It’s been a rough four years for Florida resident, Earl Sampson, where the judicial system is concerned. Sampson’s number of run-ins with the Miami Gardens police department is unprecedented. To be more specific, Sampson has been stopped and/or questioned approximately 258 times, and searched over 100 times. Then, to make matters worse, the interrogation and harassment is only the gist of it all.
Sampson, who is an African American, has also been arrested a total of 62 times as a result of racial profiling. But, get this, almost every time Sampson was arrested for trespassing, it was at the 207 Quickstop convenience store where he works. There have even been cases where Sampson has actually been followed to the store before being arrested, even with his employment status at the store.

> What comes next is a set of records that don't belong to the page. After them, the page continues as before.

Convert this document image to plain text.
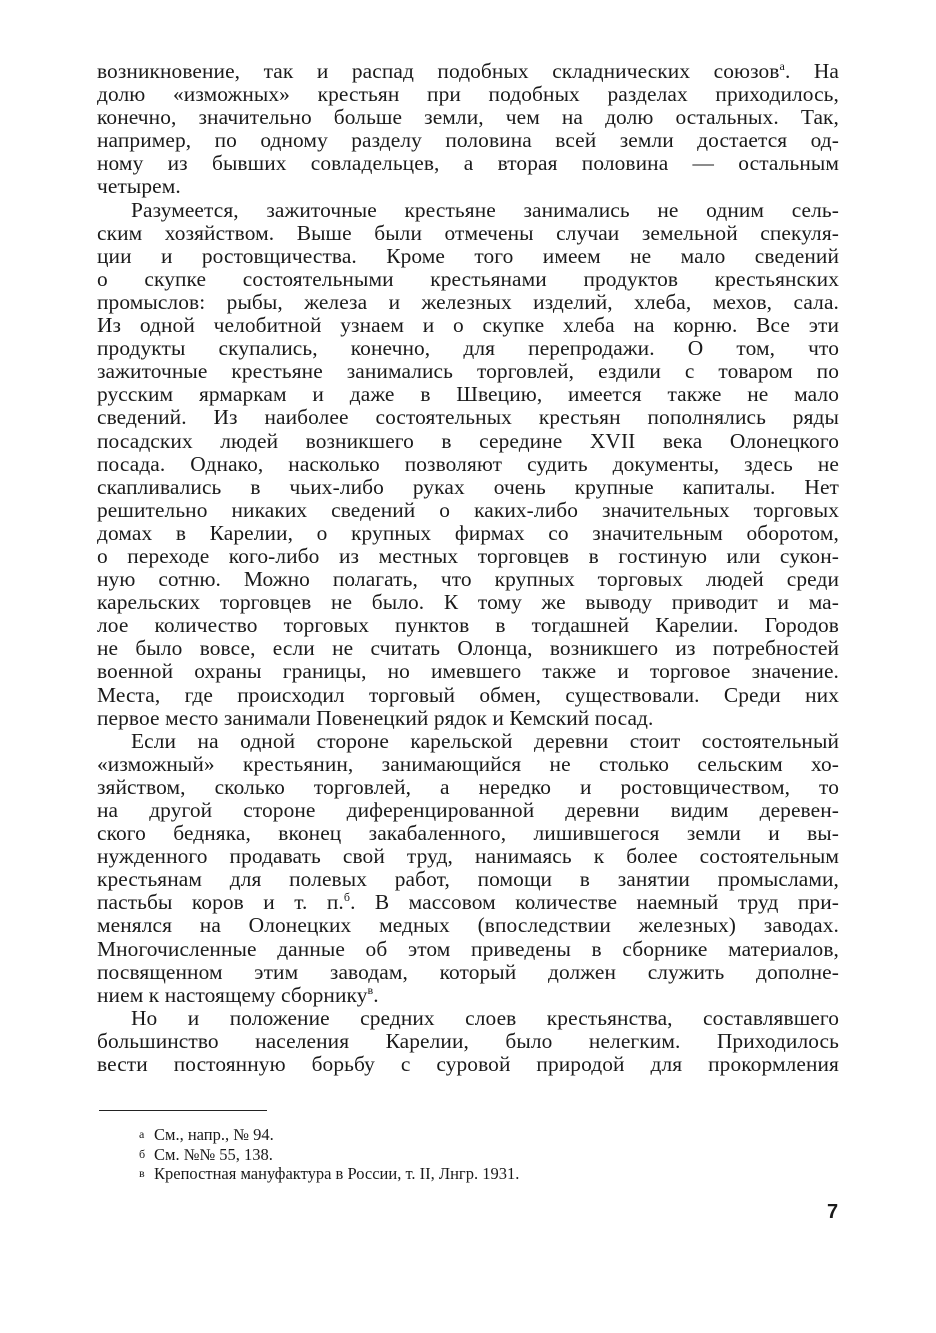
возникновение, так и распад подобных складнических союзов$^а$. На
долю «изможных» крестьян при подобных разделах приходилось,
конечно, значительно больше земли, чем на долю остальных. Так,
например, по одному разделу половина всей земли достается од-
ному из бывших совладельцев, а вторая половина — остальным
четырем.

Разумеется, зажиточные крестьяне занимались не одним сель-
ским хозяйством. Выше были отмечены случаи земельной спекуля-
ции и ростовщичества. Кроме того имеем не мало сведений
о скупке состоятельными крестьянами продуктов крестьянских
промыслов: рыбы, железа и железных изделий, хлеба, мехов, сала.
Из одной челобитной узнаем и о скупке хлеба на корню. Все эти
продукты скупались, конечно, для перепродажи. О том, что
зажиточные крестьяне занимались торговлей, ездили с товаром по
русским ярмаркам и даже в Швецию, имеется также не мало
сведений. Из наиболее состоятельных крестьян пополнялись ряды
посадских людей возникшего в середине XVII века Олонецкого
посада. Однако, насколько позволяют судить документы, здесь не
скапливались в чьих-либо руках очень крупные капиталы. Нет
решительно никаких сведений о каких-либо значительных торговых
домах в Карелии, о крупных фирмах со значительным оборотом,
о переходе кого-либо из местных торговцев в гостиную или сукон-
ную сотню. Можно полагать, что крупных торговых людей среди
карельских торговцев не было. К тому же выводу приводит и ма-
лое количество торговых пунктов в тогдашней Карелии. Городов
не было вовсе, если не считать Олонца, возникшего из потребностей
военной охраны границы, но имевшего также и торговое значение.
Места, где происходил торговый обмен, существовали. Среди них
первое место занимали Повенецкий рядок и Кемский посад.

Если на одной стороне карельской деревни стоит состоятельный
«изможный» крестьянин, занимающийся не столько сельским хо-
зяйством, сколько торговлей, а нередко и ростовщичеством, то
на другой стороне диференцированной деревни видим деревен-
ского бедняка, вконец закабаленного, лишившегося земли и вы-
нужденного продавать свой труд, нанимаясь к более состоятельным
крестьянам для полевых работ, помощи в занятии промыслами,
пастьбы коров и т. п.$^б$. В массовом количестве наемный труд при-
менялся на Олонецких медных (впоследствии железных) заводах.
Многочисленные данные об этом приведены в сборнике материалов,
посвященном этим заводам, который должен служить дополне-
нием к настоящему сборнику$^в$.

Но и положение средних слоев крестьянства, составлявшего
большинство населения Карелии, было нелегким. Приходилось
вести постоянную борьбу с суровой природой для прокормления

а См., напр., № 94.

б См. №№ 55, 138.

в Крепостная мануфактура в России, т. II, Лнгр. 1931.

7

According to the International Business Times, of all the encounters and arrests Sampson has endured, his biggest conviction is still possession of marijuana. That particular conviction actually had no relation to any incident at his workplace.

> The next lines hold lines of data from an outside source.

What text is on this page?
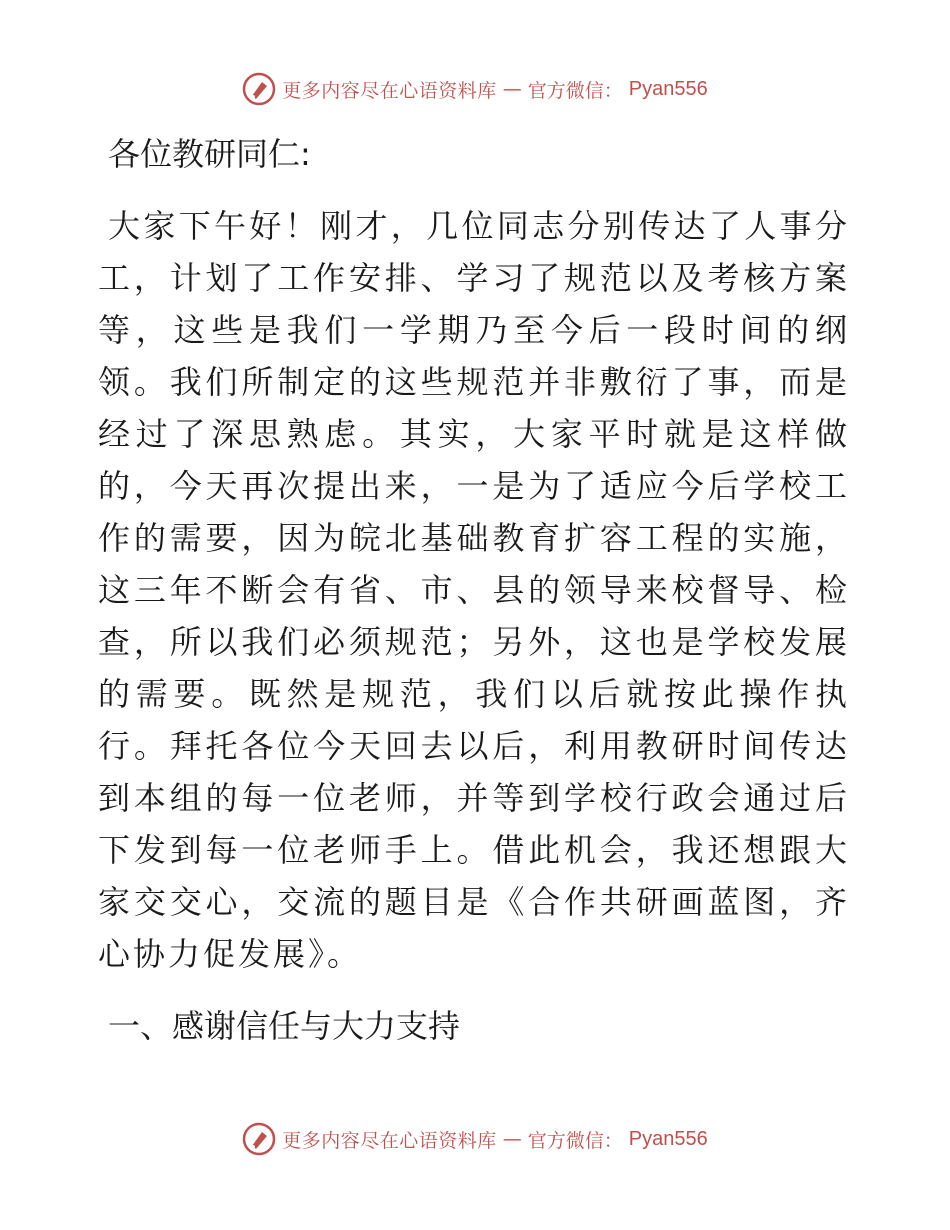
更多内容尽在心语资料库 — 官方微信： Pyan556
各位教研同仁:

大家下午好！刚才，几位同志分别传达了人事分工，计划了工作安排、学习了规范以及考核方案等，这些是我们一学期乃至今后一段时间的纲领。我们所制定的这些规范并非敷衍了事，而是经过了深思熟虑。其实，大家平时就是这样做的，今天再次提出来，一是为了适应今后学校工作的需要，因为皖北基础教育扩容工程的实施，这三年不断会有省、市、县的领导来校督导、检查，所以我们必须规范；另外，这也是学校发展的需要。既然是规范，我们以后就按此操作执行。拜托各位今天回去以后，利用教研时间传达到本组的每一位老师，并等到学校行政会通过后下发到每一位老师手上。借此机会，我还想跟大家交交心，交流的题目是《合作共研画蓝图，齐心协力促发展》。

一、感谢信任与大力支持
更多内容尽在心语资料库 — 官方微信： Pyan556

Alex Saleh, owner of the 207 Quickstop, also weighed in with his perspective and negative experiences of harassment from Miami Gardens law enforcement. “I thought, you know, there is a lot of serious crime in Miami Gardens,” he said. “Why do they need six police officers on a car stop with a burned-out tag light?” Due to the high level of harassment around the convenience store, Saleh took the initiative and installed 15 video cameras in and around the parameter of the store in an effort to monitor the actions of Miami Gardens police. Saleh explained his hopes to uncover why the police department continues target and harass the same individuals on a regular basis.

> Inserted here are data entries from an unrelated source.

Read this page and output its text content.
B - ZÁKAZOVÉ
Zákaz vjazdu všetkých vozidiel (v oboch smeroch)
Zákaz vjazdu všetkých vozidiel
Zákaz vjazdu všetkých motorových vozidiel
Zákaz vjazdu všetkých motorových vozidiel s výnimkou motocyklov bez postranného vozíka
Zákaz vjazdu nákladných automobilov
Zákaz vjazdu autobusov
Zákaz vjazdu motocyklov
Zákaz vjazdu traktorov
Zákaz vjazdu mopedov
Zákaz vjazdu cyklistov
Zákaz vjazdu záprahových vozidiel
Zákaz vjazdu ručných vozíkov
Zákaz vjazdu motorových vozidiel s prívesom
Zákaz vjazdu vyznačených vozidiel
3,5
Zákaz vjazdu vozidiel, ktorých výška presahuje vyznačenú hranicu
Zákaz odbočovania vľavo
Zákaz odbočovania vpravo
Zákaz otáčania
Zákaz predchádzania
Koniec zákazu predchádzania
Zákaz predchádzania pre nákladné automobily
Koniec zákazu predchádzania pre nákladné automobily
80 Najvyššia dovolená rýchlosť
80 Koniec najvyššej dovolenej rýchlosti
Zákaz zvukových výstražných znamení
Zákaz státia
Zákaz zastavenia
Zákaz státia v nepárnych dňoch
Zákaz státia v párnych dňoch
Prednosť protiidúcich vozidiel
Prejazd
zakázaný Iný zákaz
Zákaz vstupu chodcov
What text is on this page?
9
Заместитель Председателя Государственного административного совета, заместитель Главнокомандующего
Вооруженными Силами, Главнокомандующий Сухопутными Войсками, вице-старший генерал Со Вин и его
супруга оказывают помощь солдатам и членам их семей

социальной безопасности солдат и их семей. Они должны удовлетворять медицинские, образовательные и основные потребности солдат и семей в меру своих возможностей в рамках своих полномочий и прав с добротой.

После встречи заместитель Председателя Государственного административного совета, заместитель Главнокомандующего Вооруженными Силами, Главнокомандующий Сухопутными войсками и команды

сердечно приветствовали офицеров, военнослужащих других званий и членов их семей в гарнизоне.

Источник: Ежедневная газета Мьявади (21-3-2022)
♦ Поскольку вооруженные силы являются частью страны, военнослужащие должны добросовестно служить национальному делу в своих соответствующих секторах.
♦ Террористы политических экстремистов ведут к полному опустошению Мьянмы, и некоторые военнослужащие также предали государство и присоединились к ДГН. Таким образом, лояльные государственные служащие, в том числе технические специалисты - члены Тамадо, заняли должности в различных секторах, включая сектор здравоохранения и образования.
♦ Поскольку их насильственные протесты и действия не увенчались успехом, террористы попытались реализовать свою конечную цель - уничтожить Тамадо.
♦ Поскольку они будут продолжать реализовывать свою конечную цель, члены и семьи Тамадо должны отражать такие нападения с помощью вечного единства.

The Miami Herald reports that the area’s demographic predominantly consists of African Americans. Most of the individuals stopped are black and impoverished. The Herald also notes that some have been stopped and frisked as much as three times in one single day in that particular neighborhood. “There is just no justifying this kind of behavior,” police policy consultant Chuck Drago explained to the Herald. “Nobody can justify overstepping the constitution to fight crime.”
In store’s video footage, officers were captured searching and arresting both employees and customers at the store, although no law violations were evident. The footage also shows the officers searching the store without proper warrant.